Methods: We conducted a retrospective study on 53 PsA patients who were taking disease-modifying anti-rheumatic drugs (DMARDs) and/or tumour necrosis factor (TNF)-alpha-blockers at a fixed dosage. The patients were observed in 118 follow-up visits (intervals of 12 months ± 3 months), according to a clinical and radiological protocol which included the documentation of the number of swollen and tender joints in hands and feet, the applied therapy, psoriasis, erythrocyte sedimentation rate (ESR), C-reactive protein (CRP), and global health assessment. Outcome was defined as radiographic damage of hands and feet (Ratingen score). For the statistical analysis the Chi-Square test for 2x2 crosstables (with Fisher's correction, as required) was used.

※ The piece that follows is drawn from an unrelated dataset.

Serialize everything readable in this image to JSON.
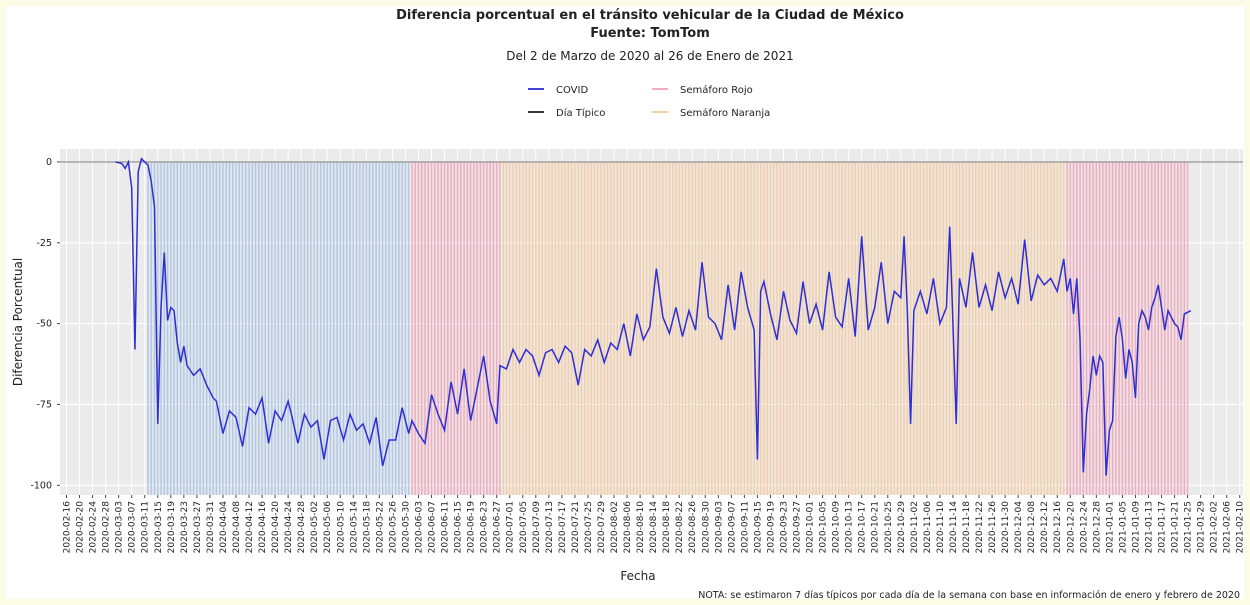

Results: Progressive radiological damage was more frequent among patients with an increasing swollen joint count (8 of 26 visits; 30.8%) than among those with a stable or decreased number of swollen joints (5 of 89 visits; 5.6%; p=0.001). The analysis of the patients stratified into the different treatment modalities resulted in a significant higher rate of radiological progress (20.8%) in patients on DMARD therapy compared with TNF-alpha blocking agents (0%) (p=0.009).
Conclusions: During a 12-month follow-up of PsA patients, an increasing number of swollen joints heralds progression of radiological damage. TNF-alpha-blocker therapy appears to be superior to DMARDs in the protection from radiological progress.